New York City is now New Tech City

Until the last decade, New York City had been considered a distant runner up in the tech world. Want to join the next cool billion-dollar startup? Go to San Francisco. Looking for a massive tech company that makes a ton of money selling something you have never heard of? Take a ride down Route 128 in Boston. Want to be a hard-charging finance professional or a famous actor? Come to New York!

This is old thinking. Sure, San Francisco and Boston have strong tech sectors, but the growing importance of New York City's thriving tech sector can't be understated. And the sector's impacts on the city's real estate are historic and profound.

New Tech City

Many pundits like to say that the tech industry’s young, creative workforce is attracted to New York City because of its culture, diversity, and public transport system.  But the truth is, in this economic climate, the main reason this young, creative workforce is drawn to New York City is because there are jobs there. During the current economic recovery, job growth in the high-tech industry has been 33% - four times faster than the rate in the rest of the City’s economy at 8%. That's a lot of growth, especially when you consider the fact that the city’s tech sector employment adds 1,800 new jobs to the city’s economy each month. The tech job growth in New York has has actually been faster than in Silicon Valley, according to commercial real estate research from Jones Lang LaSalle. And, of the jobs comprising the NYC tech ecosystem, over half are within non-tech industries, like for example, web developer at an art gallery.

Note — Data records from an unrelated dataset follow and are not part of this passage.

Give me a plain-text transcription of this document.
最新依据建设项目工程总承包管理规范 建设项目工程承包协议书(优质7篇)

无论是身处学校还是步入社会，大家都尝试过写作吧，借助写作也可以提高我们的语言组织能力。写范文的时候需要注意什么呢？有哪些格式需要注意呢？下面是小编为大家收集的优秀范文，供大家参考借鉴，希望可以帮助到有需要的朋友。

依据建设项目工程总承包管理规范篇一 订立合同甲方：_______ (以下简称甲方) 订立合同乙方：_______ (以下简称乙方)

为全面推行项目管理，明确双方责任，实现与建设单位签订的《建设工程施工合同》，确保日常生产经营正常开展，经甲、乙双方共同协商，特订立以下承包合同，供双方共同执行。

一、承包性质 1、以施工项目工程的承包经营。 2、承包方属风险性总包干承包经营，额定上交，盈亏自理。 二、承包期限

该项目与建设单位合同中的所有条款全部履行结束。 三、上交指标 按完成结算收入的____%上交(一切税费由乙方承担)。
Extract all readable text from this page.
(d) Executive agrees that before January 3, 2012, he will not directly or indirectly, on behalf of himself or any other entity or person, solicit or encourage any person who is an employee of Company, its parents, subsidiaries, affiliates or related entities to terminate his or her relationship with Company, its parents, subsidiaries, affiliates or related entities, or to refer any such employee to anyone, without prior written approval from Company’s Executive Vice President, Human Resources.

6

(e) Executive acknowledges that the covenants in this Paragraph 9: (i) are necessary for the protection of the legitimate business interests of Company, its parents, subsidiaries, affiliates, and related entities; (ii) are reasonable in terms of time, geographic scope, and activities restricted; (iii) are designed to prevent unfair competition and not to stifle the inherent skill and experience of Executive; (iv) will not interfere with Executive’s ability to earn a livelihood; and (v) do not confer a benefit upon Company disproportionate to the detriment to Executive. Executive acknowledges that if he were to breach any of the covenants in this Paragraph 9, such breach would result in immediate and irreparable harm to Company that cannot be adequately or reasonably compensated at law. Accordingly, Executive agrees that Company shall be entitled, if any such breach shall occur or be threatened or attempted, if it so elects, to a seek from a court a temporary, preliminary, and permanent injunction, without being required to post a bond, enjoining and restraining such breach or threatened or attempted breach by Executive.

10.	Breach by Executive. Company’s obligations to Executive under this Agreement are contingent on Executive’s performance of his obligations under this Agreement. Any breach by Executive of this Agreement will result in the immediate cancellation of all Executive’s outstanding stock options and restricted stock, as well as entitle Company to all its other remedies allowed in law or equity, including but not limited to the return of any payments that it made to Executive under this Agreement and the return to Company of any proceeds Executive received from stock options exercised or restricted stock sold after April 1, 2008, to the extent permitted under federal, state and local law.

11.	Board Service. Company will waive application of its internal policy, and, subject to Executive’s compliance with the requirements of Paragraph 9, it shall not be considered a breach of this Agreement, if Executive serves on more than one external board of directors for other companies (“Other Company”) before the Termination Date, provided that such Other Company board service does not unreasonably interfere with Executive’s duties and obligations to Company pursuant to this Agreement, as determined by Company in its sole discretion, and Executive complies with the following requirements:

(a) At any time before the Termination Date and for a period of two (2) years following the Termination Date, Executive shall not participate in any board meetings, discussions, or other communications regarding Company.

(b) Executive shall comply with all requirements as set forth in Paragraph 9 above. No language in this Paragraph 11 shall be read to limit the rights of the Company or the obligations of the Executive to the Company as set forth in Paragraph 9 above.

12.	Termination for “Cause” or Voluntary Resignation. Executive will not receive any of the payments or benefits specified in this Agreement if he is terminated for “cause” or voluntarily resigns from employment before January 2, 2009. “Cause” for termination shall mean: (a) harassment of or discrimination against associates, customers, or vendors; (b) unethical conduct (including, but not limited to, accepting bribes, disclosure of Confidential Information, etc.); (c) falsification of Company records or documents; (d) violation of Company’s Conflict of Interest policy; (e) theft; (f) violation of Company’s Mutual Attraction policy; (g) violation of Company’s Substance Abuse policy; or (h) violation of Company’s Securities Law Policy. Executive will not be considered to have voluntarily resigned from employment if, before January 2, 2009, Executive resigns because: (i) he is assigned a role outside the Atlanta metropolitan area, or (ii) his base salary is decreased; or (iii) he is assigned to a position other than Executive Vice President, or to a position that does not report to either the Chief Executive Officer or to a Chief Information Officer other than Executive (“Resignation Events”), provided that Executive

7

These are good jobs too. In fact, these new tech workers make 49% above the average city wage. And real estate is reaping the benefits. Residential rents in the top 10 largest U.S. metropolitan areas, where Internet and computer occupations play the biggest role in the local economy, rose 8% in the year ended June 2014, almost 40% faster than the gain in other metro areas. And since the recession ended five years ago, New York has added more tech jobs than any city except San Francisco, while Brooklyn has emerged as a tech hub in its own right. The trend marks a major turnaround from the early days of tech, when growth was centered in sprawling suburban office parks. The new tech hubs are urban, hip, trendy and at the center of it all. It's no surprise that as the tech scene in New York City continues to grow, companies are taking more space and impacting commercial leasing:  In New York City, the TAMI (technology, advertising, media and information services) sector accounted for almost 32.3% of the total leasing activity throughout Manhattan in 2014. In fact, the tech sector in New York City is second only to the financial services industry in terms of leasing activity; and each year, the gap in activity between tech and financial services steadily narrows. Tech tenants like Google, Yelp and Squarespace are driving historic rents in hot tech neighborhoods like Midtown South, which continues to lead the nation as the tightest central business district.

Computers & Creators

Technology and technology-enabled businesses are driving economic growth in New York City. And while today's New York City tech ecosystem is established, what's astonishing is that it's still flourishing, led by disruptive companies changing the game in traditional New York City industries like fashion, finance and media. Internet technology has allowed a new generation of creators the ability to revolutionize industries and connectivity has become the oxygen of this new tech city. Without a doubt, the internet is the most transformative technology we will ever see in our lifetimes.

At the same time, barriers to entry have fallen, and the cost of starting and operating a business has been shrunk by the landscape of SaaS companies that offer affordable professional services.  With technology, scrappy startups and first-movers can steal market share from large corporations that are slow to adapt.  With increasingly better connectivity, the city's innovators are equipped to disrupt industries - and they are building, growing and launching the next Gilt, Etsy, OnDeck, Warby Parker, Birchbox, Bonobos, AppNexus, Vice Media, Buzzfeed, or Oscar Health Insurance. New York City is now New Tech City. And for landlords and property managers, it's become apparent that catering to this trend and investing in state-of-the-art infrastructure to enable the productivity of tech firms and workers across New York City is as critical as providing heat and hot water. Technology will be here for the long haul, but the landlords that do not invest in it may not be.